Court Opinion

ID: 6931944
Source: CourtListenerOpinion
Date Created: 2022-07-24 00:07:24.741265+00
Date Added: 2024-06-11T09:11:14.556593
License: Public Domain

RALPH B. GUY, Jr., Senior Circuit
Judge, concurring.
Although I have labeled my participation in this decision a concurrence, as will readily become apparent, it is much more akin to a dissent. It is a concurrence only because I believe a case can be made that this result is dictated by the decision in Lemon v. Kurtz-man, 403 U.S. 602, 91 S.Ct. 2105, 29 L.Ed.2d 745 (1971), as Judge Merritt concludes. I also join in the opinion following the old adage that the best way to get rid of bad law is to rigidly enforce it.1
As the majority notes, the “offending” religious artifact here is a reproduction of a famous portrait.2 Copies of this painting can be found all over the United States as well as abroad. Most persons have seen a copy dozens of times in various and sundry locations, probably without paying it any particular heed. It no more conveys the notion of the “establishment” of a religion than a statue of Robert E. Lee in a park suggests we should dissolve the Union.
It has hung on the school wall for 30 years, and the only result that is evident is that the school population has become more religiously diverse over time as has our entire Country. For me at least, a discussion of “psychological damage” resulting from viewing this picture does implicate an “establishment” — but not one of religion. What is established is a class of “eggshell” plaintiffs of a delicacy never before known to the law. I can well understand that someone (perhaps this plaintiff) in some sense could be offended by this portrait, but “injured” is another matter. In this multicultural world that *685young persons are entering today, I would hope our schools are turning out people with a little more resiliency than is evidenced here.
Earlier I said that “a case can be made” that the result here is dictated by Lemon, but that is as far as I would want to go with it. Lemon is much criticized and appears to be applied differently from case to case, or not applied at all. If the Supreme Court ever gets around to abandoning Lemon, and there is certainly significant impetus within the Court to do so, I would hope the new test would have a “de minimis” prong to it.
I do not mean to suggest that the “appropriateness” of this picture in the school is not a legitimate issue for discussion, but it ought to be resolved within the school context. In this age, this picture hanging alone might reflect some insensitivity to the diversity that is now America. But let us tackle the problem with some good old Yankee ingenuity— lobby for a course in comparative religions; put a picture of Martin Luther King on the wall; form a Zen Buddhist club; wear a t-shirt proclaiming the virtues of agnosticism; but, if I am permitted to use the expression, for heaven’s sake, stay out of the courthouse and quit trivializing the Constitution!
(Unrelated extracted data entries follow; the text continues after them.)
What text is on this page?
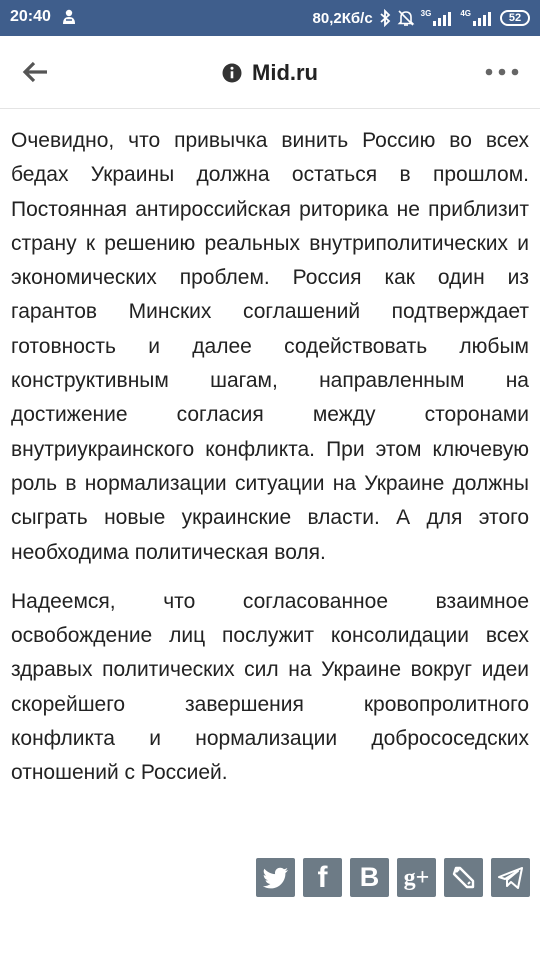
20:40	80,2Кб/с	3G	4G	52
Mid.ru

Очевидно, что привычка винить Россию во всех бедах Украины должна остаться в прошлом. Постоянная антироссийская риторика не приблизит страну к решению реальных внутриполитических и экономических проблем. Россия как один из гарантов Минских соглашений подтверждает готовность и далее содействовать любым конструктивным шагам, направленным на достижение согласия между сторонами внутриукраинского конфликта. При этом ключевую роль в нормализации ситуации на Украине должны сыграть новые украинские власти. А для этого необходима политическая воля.

Надеемся, что согласованное взаимное освобождение лиц послужит консолидации всех здравых политических сил на Украине вокруг идеи скорейшего завершения кровопролитного конфликта и нормализации добрососедских отношений с Россией.

f B g+
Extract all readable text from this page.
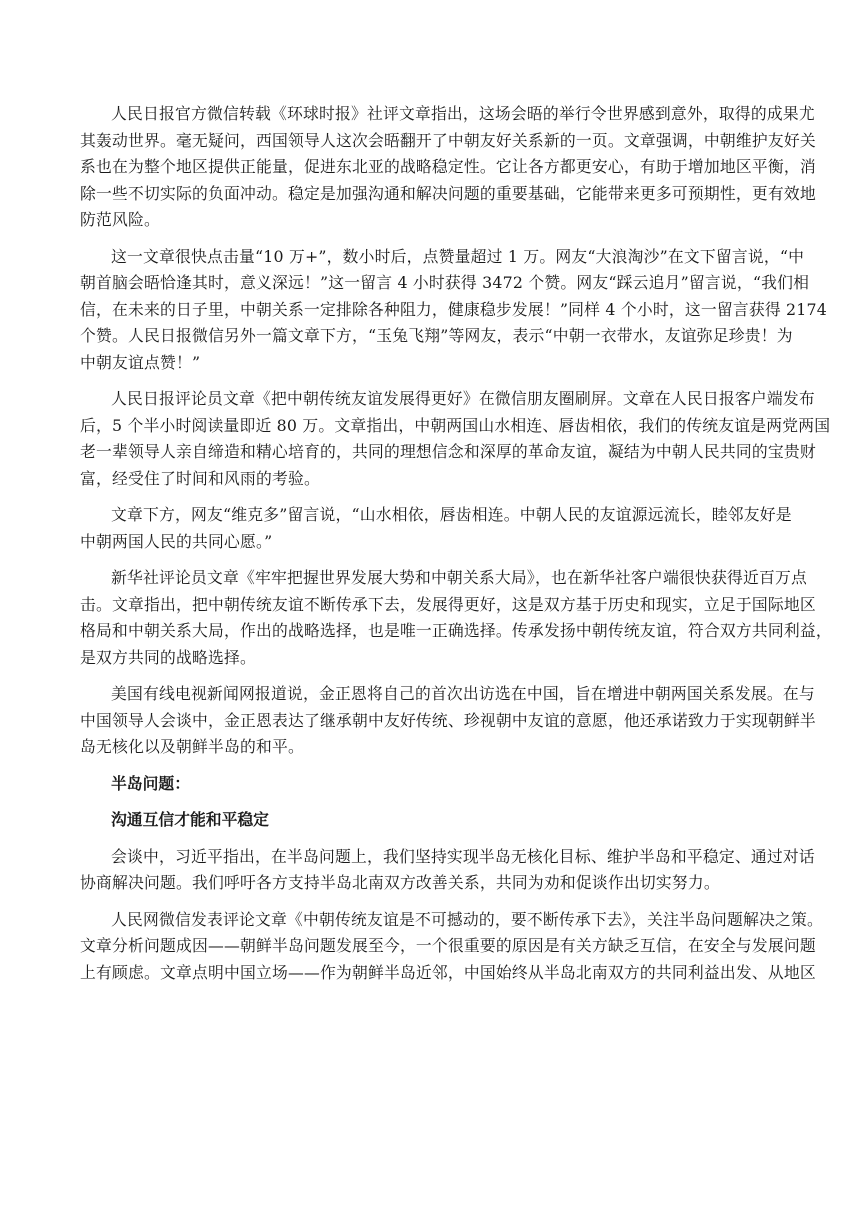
人民日报官方微信转载《环球时报》社评文章指出，这场会晤的举行令世界感到意外，取得的成果尤
其轰动世界。毫无疑问，西国领导人这次会晤翻开了中朝友好关系新的一页。文章强调，中朝维护友好关
系也在为整个地区提供正能量，促进东北亚的战略稳定性。它让各方都更安心，有助于增加地区平衡，消
除一些不切实际的负面冲动。稳定是加强沟通和解决问题的重要基础，它能带来更多可预期性，更有效地
防范风险。
这一文章很快点击量“10 万+”，数小时后，点赞量超过 1 万。网友“大浪淘沙”在文下留言说，“中
朝首脑会晤恰逢其时，意义深远！”这一留言 4 小时获得 3472 个赞。网友“踩云追月”留言说，“我们相
信，在未来的日子里，中朝关系一定排除各种阻力，健康稳步发展！”同样 4 个小时，这一留言获得 2174
个赞。人民日报微信另外一篇文章下方，“玉兔飞翔”等网友，表示“中朝一衣带水，友谊弥足珍贵！为
中朝友谊点赞！”
人民日报评论员文章《把中朝传统友谊发展得更好》在微信朋友圈刷屏。文章在人民日报客户端发布
后，5 个半小时阅读量即近 80 万。文章指出，中朝两国山水相连、唇齿相依，我们的传统友谊是两党两国
老一辈领导人亲自缔造和精心培育的，共同的理想信念和深厚的革命友谊，凝结为中朝人民共同的宝贵财
富，经受住了时间和风雨的考验。
文章下方，网友“维克多”留言说，“山水相依，唇齿相连。中朝人民的友谊源远流长，睦邻友好是
中朝两国人民的共同心愿。”
新华社评论员文章《牢牢把握世界发展大势和中朝关系大局》，也在新华社客户端很快获得近百万点
击。文章指出，把中朝传统友谊不断传承下去，发展得更好，这是双方基于历史和现实，立足于国际地区
格局和中朝关系大局，作出的战略选择，也是唯一正确选择。传承发扬中朝传统友谊，符合双方共同利益，
是双方共同的战略选择。
美国有线电视新闻网报道说，金正恩将自己的首次出访选在中国，旨在增进中朝两国关系发展。在与
中国领导人会谈中，金正恩表达了继承朝中友好传统、珍视朝中友谊的意愿，他还承诺致力于实现朝鲜半
岛无核化以及朝鲜半岛的和平。
半岛问题：
沟通互信才能和平稳定
会谈中，习近平指出，在半岛问题上，我们坚持实现半岛无核化目标、维护半岛和平稳定、通过对话
协商解决问题。我们呼吁各方支持半岛北南双方改善关系，共同为劝和促谈作出切实努力。
人民网微信发表评论文章《中朝传统友谊是不可撼动的，要不断传承下去》，关注半岛问题解决之策。
文章分析问题成因——朝鲜半岛问题发展至今，一个很重要的原因是有关方缺乏互信，在安全与发展问题
上有顾虑。文章点明中国立场——作为朝鲜半岛近邻，中国始终从半岛北南双方的共同利益出发、从地区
. In his inaugural address on March 4, 1869, President Ulysses S. Grant said: "I know no method to secure the repeal of bad or obnoxious laws so effective as their stringent execution.”

. Is there no room under the Constitution for a famous portrait to stand on its own as a work of art? Some of the most famous and now priceless paintings in the world depict religious scenes, many of them using Christian figures and symbols. According to an article in the March 3, 1994, Chicago Sun-Times, Sallman's “Head of Christ” has been reprinted 500 million times.